Je vois bien que l'objectif de la loi est d'aller très au-delà de la prévention des cas répertoriés d'abus, dont, je le répète, je ne nie pas l'existence : le but est de dresser le plus d'obstacles possible à l'acquisition de la nationalité française au titre des liens familiaux.

Ce gouvernement a une étrange conception de la défense de la famille ! Il s'en fait le chantre dans certains domaines, mais il semble qu'il s'agisse là d'un type de famille qui ne lui convient pas.

Il conduit un combat d'arrière-garde, car les familles dans ces situations ne vont cesser de se multiplier avec la mondialisation et le mouvement généralisé des populations.

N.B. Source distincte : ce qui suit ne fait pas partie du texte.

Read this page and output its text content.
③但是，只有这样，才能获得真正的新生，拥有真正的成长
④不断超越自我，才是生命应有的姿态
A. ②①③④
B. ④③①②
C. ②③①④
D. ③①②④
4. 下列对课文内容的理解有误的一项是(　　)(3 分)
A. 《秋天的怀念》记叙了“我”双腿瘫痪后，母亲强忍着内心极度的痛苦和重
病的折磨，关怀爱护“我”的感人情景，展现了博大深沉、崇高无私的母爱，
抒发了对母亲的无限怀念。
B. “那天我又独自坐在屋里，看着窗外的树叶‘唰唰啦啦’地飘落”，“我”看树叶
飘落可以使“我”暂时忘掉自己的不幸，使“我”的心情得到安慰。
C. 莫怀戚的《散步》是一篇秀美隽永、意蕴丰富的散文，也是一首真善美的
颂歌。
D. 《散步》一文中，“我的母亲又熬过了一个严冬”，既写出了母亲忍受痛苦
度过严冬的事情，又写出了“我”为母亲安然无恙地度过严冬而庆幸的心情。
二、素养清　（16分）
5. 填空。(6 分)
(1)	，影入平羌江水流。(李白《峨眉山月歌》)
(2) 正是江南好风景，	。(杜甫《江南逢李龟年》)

Nous sommes aussi hostiles à cette disposition en raison de l'abrogation d'une des seules manifestations de la relation privilégiée entre le peuple de notre pays et le peuple de nos anciennes colonies.

La solidarité née des liens du passé, le tribut du sang payé par les soldats indigènes, la francophonie, tout cela est rayé d'un trait de plume. Un petit-fils de travailleur sénégalais ou un petit-fils d'instituteur d'un département d'Algérie n'aura pas plus de droits à la nationalité française que tout autre étranger.

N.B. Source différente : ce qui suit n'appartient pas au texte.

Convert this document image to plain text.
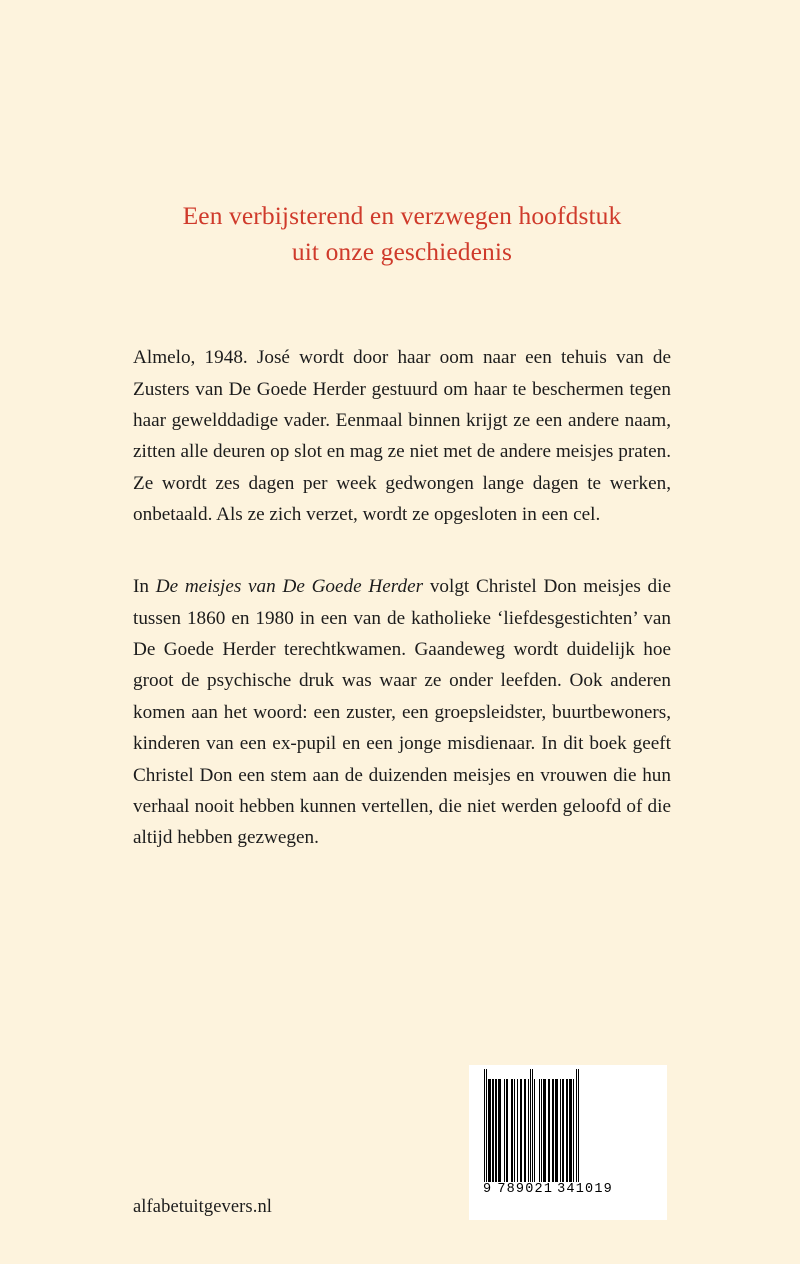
Een verbijsterend en verzwegen hoofdstuk
uit onze geschiedenis

Almelo, 1948. José wordt door haar oom naar een tehuis van de Zusters van De Goede Herder gestuurd om haar te beschermen tegen haar gewelddadige vader. Eenmaal binnen krijgt ze een andere naam, zitten alle deuren op slot en mag ze niet met de andere meisjes praten. Ze wordt zes dagen per week gedwongen lange dagen te werken, onbetaald. Als ze zich verzet, wordt ze opgesloten in een cel.

In De meisjes van De Goede Herder volgt Christel Don meisjes die tussen 1860 en 1980 in een van de katholieke ‘liefdesgestichten’ van De Goede Herder terechtkwamen. Gaandeweg wordt duidelijk hoe groot de psychische druk was waar ze onder leefden. Ook anderen komen aan het woord: een zuster, een groepsleidster, buurtbewoners, kinderen van een ex-pupil en een jonge misdienaar. In dit boek geeft Christel Don een stem aan de duizenden meisjes en vrouwen die hun verhaal nooit hebben kunnen vertellen, die niet werden geloofd of die altijd hebben gezwegen.

9 789021 341019
alfabetuitgevers.nl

Quand on voyage beaucoup dans ces pays, quand on y a vécu, on connaît l'intensité de la relation affective avec la France, relation qui transcende les souvenirs parfois amers laissés par la période coloniale. Quand on a écouté une classe burkinabée ou malgache réciter en coeur Le Corbeau et le Renard ou entendu une personne âgée raconter ses souvenirs de l'école française, ou même de l'armée, on ne peut pas admettre que les ressortissants des pays avec lesquels nous avons eu une si longue histoire commune soient rejetés dans une extranéité absolue.

Moi, quand je suis avec eux, j'ai l'impression d'être avec des cousins issus de germains, des cousins que l'on ne fréquente pas souvent, mais avec lesquels on a quand même quelque chose en commun et que l'on est heureux de retrouver.

Au nom du droit au respect de la vie privée et familiale, au nom du maintien de nos liens avec les pays dont nous avons, de notre propre fait, partagé l'histoire, je demande donc la suppression de l'article 61.